Because they shed their skin to grow, serpents have always been associated with death and rebirth. They instruct us how to discard what is no longer necessary, that old skin which scabs over our essence. In this process of shedding away the refuse, new pathways of perception open before us, which were previously blocked by the baggage of our former identity attachment. Thus, the Pythia in Greece (“pythia” means python) were associated with a great snake at the oracle of Delphi. Many other goddesses of prophecy, visions, divination, and raw, wild sexuality from Medusa to Lilith were often associated with serpents.
Ophiuchus wrestles the serpent in the sky, while Asclepius is portrayed in Greek art with the serpent-entwined staff. Here we find the familiar shamanic symbolism: the serpent DNA spiraling up the Tree of Life, just as the kundalini rides the chakra system. The staff, like the witch’s broom, or the magician/wizards wand, as we’ve learned in Harry Potter and Lord of the Rings, represents the Tree of Life which the shaman-wizard uses to access his hidden powers while traveling the Lower, Middle, and Upper Worlds.
With our collective will Mars in the sign of Ophiuchus all summer, we must learn to charm the serpents of the unconscious, to open our mouths and our hearts to Snake medicine as we contact-dance with those shadow forces we encounter in the previous sign of Scorpio, the domain of mystery, the dungeon of the hidden psyche––the forces of the Lower World.
If we gain the Ophiuchun perspective and recognize the medicine in the shadow, the lesson in the darkness, only then we will be able to truly retrieve the fragmented elements of our soul. As we encounter the many faces of our own multidimensional self, then we embark on our return home, soaring to the Upper Worlds, to our point of origin at the Galactic Center. We follow the Archer’s arrow to the core of all consciousness, the black-hole Source we navigate as gypsy pilgrims on the Sagittarian quest for expanded consciousness. Here, we seek truth and meaning as we sail into the spirit world. We are the hero encountering beings, ideas, and philosophies whose alien presence and profound significance transcends linguistics, but whose presence helps us to build a cosmology of deep meaning and spiritual purpose.
On one level, the Ophiuchus serpent symbolizes the medicine we use in order to navigate this Middle World, while accessing both the Lower and Upper worlds: Breathwork, Regression Therapy, entheogens, shamanic journeying, trance-dance, and sacred sexuality.
Even as we study our astrology charts, we wrestle with a new level of self-awareness. Simultaneously humbled and empowered, we must learn to accept and activate the highest expressions of our birth script, while embodying the most evolved potential of our transits.
The scorpion, like the serpent, lurks beneath the rocks; in the shadows. As soon as we sip of the Scorpionic snake medicine and consummate our healing journey, we must battle with the serpent, where there can be no return to “profane” consciousness.
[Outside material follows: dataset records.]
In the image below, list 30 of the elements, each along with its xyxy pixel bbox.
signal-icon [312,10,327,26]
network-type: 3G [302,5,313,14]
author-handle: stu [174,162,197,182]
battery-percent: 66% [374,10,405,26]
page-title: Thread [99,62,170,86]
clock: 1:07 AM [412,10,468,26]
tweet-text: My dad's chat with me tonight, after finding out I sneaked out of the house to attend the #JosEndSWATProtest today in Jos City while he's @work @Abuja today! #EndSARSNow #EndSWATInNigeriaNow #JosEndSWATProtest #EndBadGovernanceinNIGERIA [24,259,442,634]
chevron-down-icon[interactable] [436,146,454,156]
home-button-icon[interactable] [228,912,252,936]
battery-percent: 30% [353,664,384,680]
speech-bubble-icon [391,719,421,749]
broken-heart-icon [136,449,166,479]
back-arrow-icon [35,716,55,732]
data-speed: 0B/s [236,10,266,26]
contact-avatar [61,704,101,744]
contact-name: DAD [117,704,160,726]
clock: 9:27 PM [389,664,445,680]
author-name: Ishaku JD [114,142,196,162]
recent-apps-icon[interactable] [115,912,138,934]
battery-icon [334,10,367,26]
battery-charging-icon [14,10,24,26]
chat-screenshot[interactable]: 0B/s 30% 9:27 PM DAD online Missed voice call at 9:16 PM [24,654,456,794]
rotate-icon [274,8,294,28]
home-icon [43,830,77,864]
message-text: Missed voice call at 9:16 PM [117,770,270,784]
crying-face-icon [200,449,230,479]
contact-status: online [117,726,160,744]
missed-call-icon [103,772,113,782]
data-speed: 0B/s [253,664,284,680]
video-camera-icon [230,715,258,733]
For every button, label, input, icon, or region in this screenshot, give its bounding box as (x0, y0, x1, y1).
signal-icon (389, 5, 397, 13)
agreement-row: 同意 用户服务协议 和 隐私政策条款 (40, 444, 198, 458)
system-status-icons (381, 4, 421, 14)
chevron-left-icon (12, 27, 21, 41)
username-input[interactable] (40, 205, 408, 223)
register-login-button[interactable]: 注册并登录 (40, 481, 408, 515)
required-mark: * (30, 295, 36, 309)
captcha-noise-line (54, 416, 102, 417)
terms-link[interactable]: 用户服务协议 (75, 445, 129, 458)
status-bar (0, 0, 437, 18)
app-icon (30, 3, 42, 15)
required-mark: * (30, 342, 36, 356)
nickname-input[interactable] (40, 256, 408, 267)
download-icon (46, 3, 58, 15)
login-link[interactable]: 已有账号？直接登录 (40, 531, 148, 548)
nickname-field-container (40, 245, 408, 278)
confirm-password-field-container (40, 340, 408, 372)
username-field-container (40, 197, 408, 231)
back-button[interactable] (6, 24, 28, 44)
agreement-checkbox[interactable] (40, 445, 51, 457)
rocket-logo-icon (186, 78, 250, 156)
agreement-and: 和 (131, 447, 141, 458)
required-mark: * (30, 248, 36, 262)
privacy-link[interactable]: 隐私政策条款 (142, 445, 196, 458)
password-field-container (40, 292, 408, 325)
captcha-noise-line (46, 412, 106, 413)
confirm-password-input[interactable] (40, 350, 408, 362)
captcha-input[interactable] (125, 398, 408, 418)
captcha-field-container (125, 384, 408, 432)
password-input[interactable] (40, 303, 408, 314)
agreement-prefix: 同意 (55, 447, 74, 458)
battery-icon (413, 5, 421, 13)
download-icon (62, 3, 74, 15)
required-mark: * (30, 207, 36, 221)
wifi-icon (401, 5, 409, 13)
This reminds us of the lessons in the tale of Adam and Eve: the serpent is the keeper of the Tree of Knowledge of Good and Evil, in which we lose innocence and awaken from ignorance into consciousness. If we try to escape from what we find, we project outside of us our inner demons, while also neglecting the angels trying to communicate through us our gifts of healing, art, and service.